Four Newcastle supporters grab a Manchester fan and swing him out over the Tube tracks.
A Manchester supporter (male) and Newcastle fan (female) take turns to bellow "Red army" and "Toon army" at each other in rhythmic antiphony, noses inches apart and faces distorted with passion.
A Newcastle fan sidles up behind red-shirted supporters and spits expertly at their heads. He has done this so much that he is running out of saliva, which means no one notices and he does not get the fight he is clearly anxious to provoke.
The first two, almost incredibly, were jokey expressions of enmity which quickly resolved into mutual backslapping and laughter - the third was a nasty utterance of real malevolence. But, given the intensity of the rivalry expressed, who could confidently guarantee that the former might not tip over into the latter at any moment? Perhaps that is why the smiles people wear in the presence of these roaring exchanges have a slightly strained look, a reminder that when primates grin it usually means they're frightened.
On the pitch you see similar ambiguities: Cantona wrenches an opponent to the ground, arousing the ear-splitting indignation of the Newcastle crowd. What's "friendly" about that, you wonder, before Cantona, after looking suitably contrite for the referee, walks over to clasp his victim's shoulders, a gesture much closer to self-exculpation than it is to confession. "Look, we're friends," it says, "I can't have fouled him."

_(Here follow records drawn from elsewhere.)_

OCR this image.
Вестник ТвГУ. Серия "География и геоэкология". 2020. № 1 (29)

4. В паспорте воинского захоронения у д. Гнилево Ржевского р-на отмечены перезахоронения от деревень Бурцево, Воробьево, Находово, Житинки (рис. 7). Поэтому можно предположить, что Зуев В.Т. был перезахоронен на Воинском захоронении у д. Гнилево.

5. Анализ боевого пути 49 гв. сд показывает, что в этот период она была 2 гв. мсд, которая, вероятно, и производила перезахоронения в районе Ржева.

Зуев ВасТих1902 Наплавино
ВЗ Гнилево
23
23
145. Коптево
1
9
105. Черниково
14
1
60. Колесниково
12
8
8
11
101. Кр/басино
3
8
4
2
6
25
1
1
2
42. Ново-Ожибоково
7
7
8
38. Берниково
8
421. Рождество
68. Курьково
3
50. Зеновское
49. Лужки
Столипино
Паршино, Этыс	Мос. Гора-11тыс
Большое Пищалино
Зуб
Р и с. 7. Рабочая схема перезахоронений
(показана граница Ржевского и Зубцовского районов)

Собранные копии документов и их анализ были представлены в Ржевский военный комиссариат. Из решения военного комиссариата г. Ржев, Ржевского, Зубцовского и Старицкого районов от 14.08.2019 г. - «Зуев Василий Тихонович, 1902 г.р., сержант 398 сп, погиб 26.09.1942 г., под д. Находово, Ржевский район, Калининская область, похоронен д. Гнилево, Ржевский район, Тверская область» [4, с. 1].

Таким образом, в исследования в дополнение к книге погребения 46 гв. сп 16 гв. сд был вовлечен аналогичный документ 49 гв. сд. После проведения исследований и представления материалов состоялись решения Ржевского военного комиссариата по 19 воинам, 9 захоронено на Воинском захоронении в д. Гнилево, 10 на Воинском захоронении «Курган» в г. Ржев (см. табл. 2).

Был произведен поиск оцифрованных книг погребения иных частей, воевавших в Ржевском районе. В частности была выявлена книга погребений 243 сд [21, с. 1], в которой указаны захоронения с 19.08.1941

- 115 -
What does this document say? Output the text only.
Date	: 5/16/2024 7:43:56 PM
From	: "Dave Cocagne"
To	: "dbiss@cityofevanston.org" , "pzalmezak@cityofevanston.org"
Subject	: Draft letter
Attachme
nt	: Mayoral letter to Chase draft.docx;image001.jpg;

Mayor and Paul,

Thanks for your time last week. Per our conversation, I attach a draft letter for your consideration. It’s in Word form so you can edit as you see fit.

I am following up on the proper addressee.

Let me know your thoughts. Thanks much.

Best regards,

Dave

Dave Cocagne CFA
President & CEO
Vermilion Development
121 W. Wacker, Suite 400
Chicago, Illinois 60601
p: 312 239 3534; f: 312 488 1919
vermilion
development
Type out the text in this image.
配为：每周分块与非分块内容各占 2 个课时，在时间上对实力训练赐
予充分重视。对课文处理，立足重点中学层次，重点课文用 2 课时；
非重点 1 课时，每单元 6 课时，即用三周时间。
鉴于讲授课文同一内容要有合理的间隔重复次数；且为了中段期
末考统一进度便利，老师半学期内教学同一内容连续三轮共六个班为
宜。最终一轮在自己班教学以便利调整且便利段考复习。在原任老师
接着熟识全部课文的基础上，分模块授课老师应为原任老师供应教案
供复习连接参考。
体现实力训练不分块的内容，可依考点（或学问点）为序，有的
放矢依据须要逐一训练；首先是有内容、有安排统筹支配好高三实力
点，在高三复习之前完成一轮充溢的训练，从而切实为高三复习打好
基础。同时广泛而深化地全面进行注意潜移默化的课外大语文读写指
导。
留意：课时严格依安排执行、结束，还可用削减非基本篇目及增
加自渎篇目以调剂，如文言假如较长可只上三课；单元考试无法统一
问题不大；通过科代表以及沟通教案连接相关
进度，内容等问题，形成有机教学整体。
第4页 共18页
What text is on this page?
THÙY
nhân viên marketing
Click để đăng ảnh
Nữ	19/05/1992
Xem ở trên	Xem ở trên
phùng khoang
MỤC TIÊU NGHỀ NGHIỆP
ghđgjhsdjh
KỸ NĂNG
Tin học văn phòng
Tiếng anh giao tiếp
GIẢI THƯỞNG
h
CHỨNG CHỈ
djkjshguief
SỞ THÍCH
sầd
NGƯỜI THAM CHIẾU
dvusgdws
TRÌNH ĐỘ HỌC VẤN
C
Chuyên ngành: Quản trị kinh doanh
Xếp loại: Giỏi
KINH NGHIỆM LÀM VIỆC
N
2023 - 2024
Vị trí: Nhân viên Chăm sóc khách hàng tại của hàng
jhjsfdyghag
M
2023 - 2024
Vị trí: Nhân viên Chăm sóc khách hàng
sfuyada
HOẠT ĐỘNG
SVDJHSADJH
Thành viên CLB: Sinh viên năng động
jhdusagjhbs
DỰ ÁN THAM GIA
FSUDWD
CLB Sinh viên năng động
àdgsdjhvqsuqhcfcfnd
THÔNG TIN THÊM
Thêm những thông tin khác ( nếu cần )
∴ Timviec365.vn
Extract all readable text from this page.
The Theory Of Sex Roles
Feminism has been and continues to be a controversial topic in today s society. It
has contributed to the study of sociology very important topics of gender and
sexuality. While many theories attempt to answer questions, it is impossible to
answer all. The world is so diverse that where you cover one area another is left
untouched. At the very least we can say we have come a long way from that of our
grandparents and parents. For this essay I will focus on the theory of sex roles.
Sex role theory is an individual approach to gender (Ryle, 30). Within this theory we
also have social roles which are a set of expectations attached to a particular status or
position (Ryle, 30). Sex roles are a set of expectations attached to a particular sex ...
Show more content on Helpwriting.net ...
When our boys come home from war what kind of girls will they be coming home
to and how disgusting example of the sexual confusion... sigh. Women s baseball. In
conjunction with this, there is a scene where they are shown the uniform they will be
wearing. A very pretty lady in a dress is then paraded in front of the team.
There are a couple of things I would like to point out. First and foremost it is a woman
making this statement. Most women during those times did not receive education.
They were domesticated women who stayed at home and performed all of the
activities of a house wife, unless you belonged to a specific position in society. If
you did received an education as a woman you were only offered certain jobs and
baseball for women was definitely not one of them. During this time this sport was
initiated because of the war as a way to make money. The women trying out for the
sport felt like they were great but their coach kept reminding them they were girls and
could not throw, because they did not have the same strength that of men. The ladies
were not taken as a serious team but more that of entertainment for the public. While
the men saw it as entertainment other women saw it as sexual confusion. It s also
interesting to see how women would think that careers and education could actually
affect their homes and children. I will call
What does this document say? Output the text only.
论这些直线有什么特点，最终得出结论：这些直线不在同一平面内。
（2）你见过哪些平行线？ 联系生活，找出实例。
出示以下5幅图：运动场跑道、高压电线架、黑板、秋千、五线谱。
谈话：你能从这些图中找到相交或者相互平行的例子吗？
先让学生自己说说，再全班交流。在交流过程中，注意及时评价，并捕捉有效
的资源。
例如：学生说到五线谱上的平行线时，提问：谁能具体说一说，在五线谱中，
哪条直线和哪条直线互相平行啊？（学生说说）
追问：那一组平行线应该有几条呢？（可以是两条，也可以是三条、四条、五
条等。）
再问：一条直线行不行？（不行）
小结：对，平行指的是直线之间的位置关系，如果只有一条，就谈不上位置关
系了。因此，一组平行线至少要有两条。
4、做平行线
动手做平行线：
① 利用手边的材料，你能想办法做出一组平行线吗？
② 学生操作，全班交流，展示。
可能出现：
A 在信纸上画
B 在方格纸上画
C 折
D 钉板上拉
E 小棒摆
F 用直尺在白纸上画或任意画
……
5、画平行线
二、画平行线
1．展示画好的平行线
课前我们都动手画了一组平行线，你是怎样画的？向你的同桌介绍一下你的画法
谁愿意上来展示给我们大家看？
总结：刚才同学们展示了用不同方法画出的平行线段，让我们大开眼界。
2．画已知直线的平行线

In sporting terms, of course, a "friendly" is simply an encounter where the result doesn't really count ("point-less" might be a punning alternative). Watching a "friendly", with its theatre of attack and retaliation, it's possible to wonder whether the unique sort of "unfriendliness" fans display to each other offers one answer - a demonstration of how sport provides a place where aggression, rage and the will to defeat your opponent utterly can play safely in the open. If you're lucky, at least.